Other badly affected countries include:

  • Syria – 824,000 people displaced
  • Iraq – 659,000 people displaced
  • Nigeria – 501,000 people displaced
  • Yemen – 478,000 people displaced

"In 2016, one person every second was forced to flee their home inside their own country,” said Jan Egeland, Secretary General of the NRC.

“Internally displaced people now outnumber refugees by two to one.

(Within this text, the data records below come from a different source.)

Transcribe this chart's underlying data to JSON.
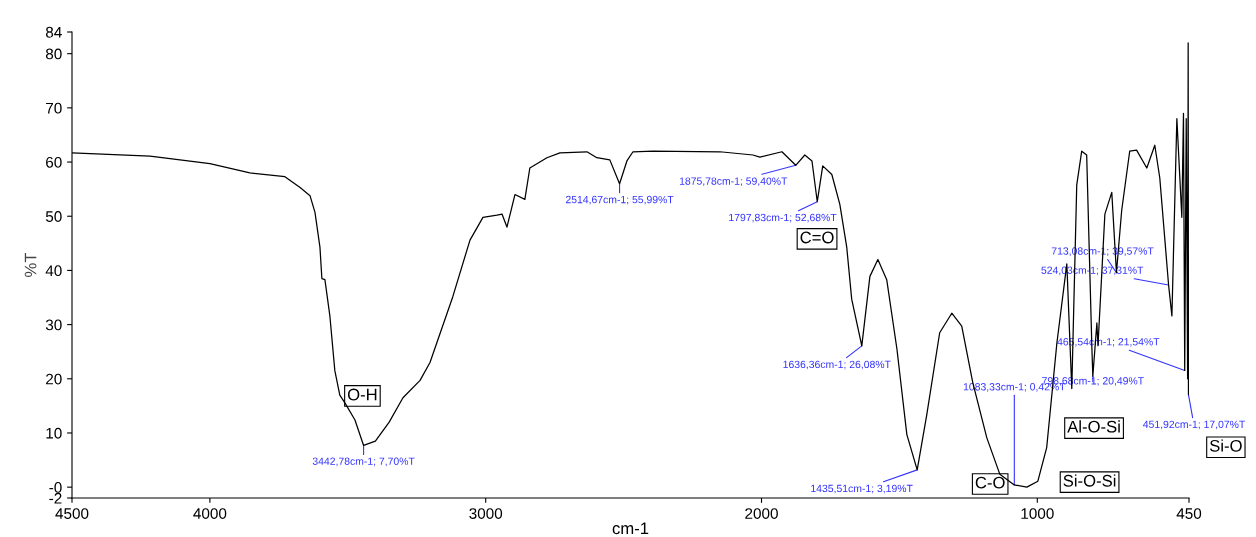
{
  "chart_data": {
    "type": "line",
    "xlabel": "cm-1",
    "ylabel": "%T",
    "xlim": [
      4500,
      450
    ],
    "xticks": [
      4500,
      4000,
      3000,
      2000,
      1000,
      450
    ],
    "ylim": [
      -2,
      84
    ],
    "yticks": [
      -2,
      {
        "value": 0,
        "label": "-0"
      },
      10,
      20,
      30,
      40,
      50,
      60,
      70,
      80,
      84
    ],
    "grid": false,
    "legend": false,
    "series": [
      {
        "color": "#000000",
        "x": [
          4500,
          4217,
          4000,
          3855,
          3728,
          3673,
          3637,
          3619,
          3601,
          3594,
          3583,
          3565,
          3547,
          3529,
          3510,
          3474,
          3442.78,
          3400,
          3350,
          3300,
          3238,
          3202,
          3119,
          3057,
          3010,
          2959,
          2941,
          2923,
          2894,
          2858,
          2840,
          2778,
          2731,
          2633,
          2597,
          2550,
          2514.67,
          2488,
          2466,
          2394,
          2151,
          2031,
          2006,
          1926,
          1875.78,
          1843,
          1817,
          1797.83,
          1778,
          1745,
          1716,
          1691,
          1673,
          1636.36,
          1607,
          1578,
          1546,
          1509,
          1473,
          1435.51,
          1401,
          1354,
          1310,
          1274,
          1234,
          1183,
          1136,
          1083.33,
          1038,
          998,
          966,
          929,
          893,
          875,
          857,
          839,
          821,
          802,
          798.68,
          784,
          780,
          755,
          730,
          713.08,
          694,
          665,
          640,
          603,
          574,
          556,
          524.03,
          512,
          494,
          476,
          470,
          465.54,
          460,
          455,
          453,
          451.92,
          450
        ],
        "values": [
          61.7,
          61.1,
          59.7,
          58,
          57.3,
          55.3,
          53.8,
          50.7,
          44.3,
          38.5,
          38.3,
          31.6,
          21.5,
          17,
          15.5,
          12.4,
          7.7,
          8.5,
          12,
          16.5,
          19.7,
          23,
          35.2,
          45.6,
          49.8,
          50.2,
          50.4,
          48,
          54,
          53.1,
          58.9,
          60.8,
          61.7,
          61.9,
          60.8,
          60.4,
          55.99,
          60.2,
          61.9,
          62,
          61.9,
          61.3,
          60.9,
          61.9,
          59.4,
          61.3,
          60.2,
          52.68,
          59.3,
          57.7,
          52.2,
          44.3,
          34.7,
          26.08,
          38.9,
          42,
          38.3,
          25.5,
          9.7,
          3.19,
          13.3,
          28.5,
          32.1,
          29.7,
          19.3,
          9.1,
          2.4,
          0.42,
          0,
          1.1,
          7.3,
          26.6,
          41.2,
          18.2,
          55.8,
          62,
          61.3,
          25.5,
          20.49,
          30.3,
          26.1,
          50.4,
          54.4,
          39.57,
          51.1,
          62,
          62.2,
          58.9,
          63.1,
          57.1,
          37.31,
          31.6,
          68,
          49.8,
          69,
          21.54,
          68,
          20,
          82,
          17.07,
          40
        ]
      }
    ],
    "annotations": [
      {
        "text": "3442,78cm-1; 7,70%T",
        "x": 3442.78,
        "y": 7.7
      },
      {
        "text": "2514,67cm-1; 55,99%T",
        "x": 2514.67,
        "y": 55.99
      },
      {
        "text": "1875,78cm-1; 59,40%T",
        "x": 1875.78,
        "y": 59.4
      },
      {
        "text": "1797,83cm-1; 52,68%T",
        "x": 1797.83,
        "y": 52.68
      },
      {
        "text": "1636,36cm-1; 26,08%T",
        "x": 1636.36,
        "y": 26.08
      },
      {
        "text": "1435,51cm-1; 3,19%T",
        "x": 1435.51,
        "y": 3.19
      },
      {
        "text": "1083,33cm-1; 0,42%T",
        "x": 1083.33,
        "y": 0.42
      },
      {
        "text": "798,68cm-1; 20,49%T",
        "x": 798.68,
        "y": 20.49
      },
      {
        "text": "713,08cm-1; 39,57%T",
        "x": 713.08,
        "y": 39.57
      },
      {
        "text": "524,03cm-1; 37,31%T",
        "x": 524.03,
        "y": 37.31
      },
      {
        "text": "465,54cm-1; 21,54%T",
        "x": 465.54,
        "y": 21.54
      },
      {
        "text": "451,92cm-1; 17,07%T",
        "x": 451.92,
        "y": 17.07
      },
      "O-H",
      "C=O",
      "C-O",
      "Si-O-Si",
      "Al-O-Si",
      "Si-O"
    ]
  }
}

It is urgent to put internal displacement back on the global agenda."

The report found that natural disasters – including floods, storms, wildfires and severe winter conditions – had displaced three times more people than conflicts.

Most of the 24 million people who were displaced as a result of natural disasters had faced the fallout from “sudden-onset weather hazards” according to the report.

As internally displaced people are still within their own borders and under the jurisdiction of their own government, they are not in a position to claim any additional rights.

Refugees on the other hand, have crossed international borders and as a result are entitled to legal refugee status, which provides certain rights and protections.

IDMC director Alexandra Bilak warned that the internally displaced are often overlooked until humanitarian crises spill across international borders.

She added that the crisis will only deepen unless funding is directed towards the “underlying drivers of poverty, state fragility and global environmental change.”

“Despite internal displacement being the starting point of many onward journeys, it has been overshadowed by the current global focus on refugees and migrants,” she said.

“We need to acknowledge that, without the right kind of support and protection, a person internally displaced today may become a refugee, an asylum seeker or an international migrant tomorrow.”

Deepening crisis

The report warns that these displacements are expected to increase into the future – as the ongoing effects of climate change bring more extreme weather conditions.

Ms Bilak said the global failure to address the underlying causes of conflict and crisis has resulted in “cyclical patterns of displacement.”

“To the extent that the Global Report on Internal Displacement holds up a mirror, the reflection it projects is one of international indifference, lack of accountability and states’ failure to protect their own people,” she said.

 

 

New displacements by conflict and violence in 2016 - as categorised by World Bank-defined region. Image: IDMC, with World Bank data.

Six of the ten countries that produced the highest numbers of refugees in 2015 were also among the ten countries with the highest number of internally displaced people.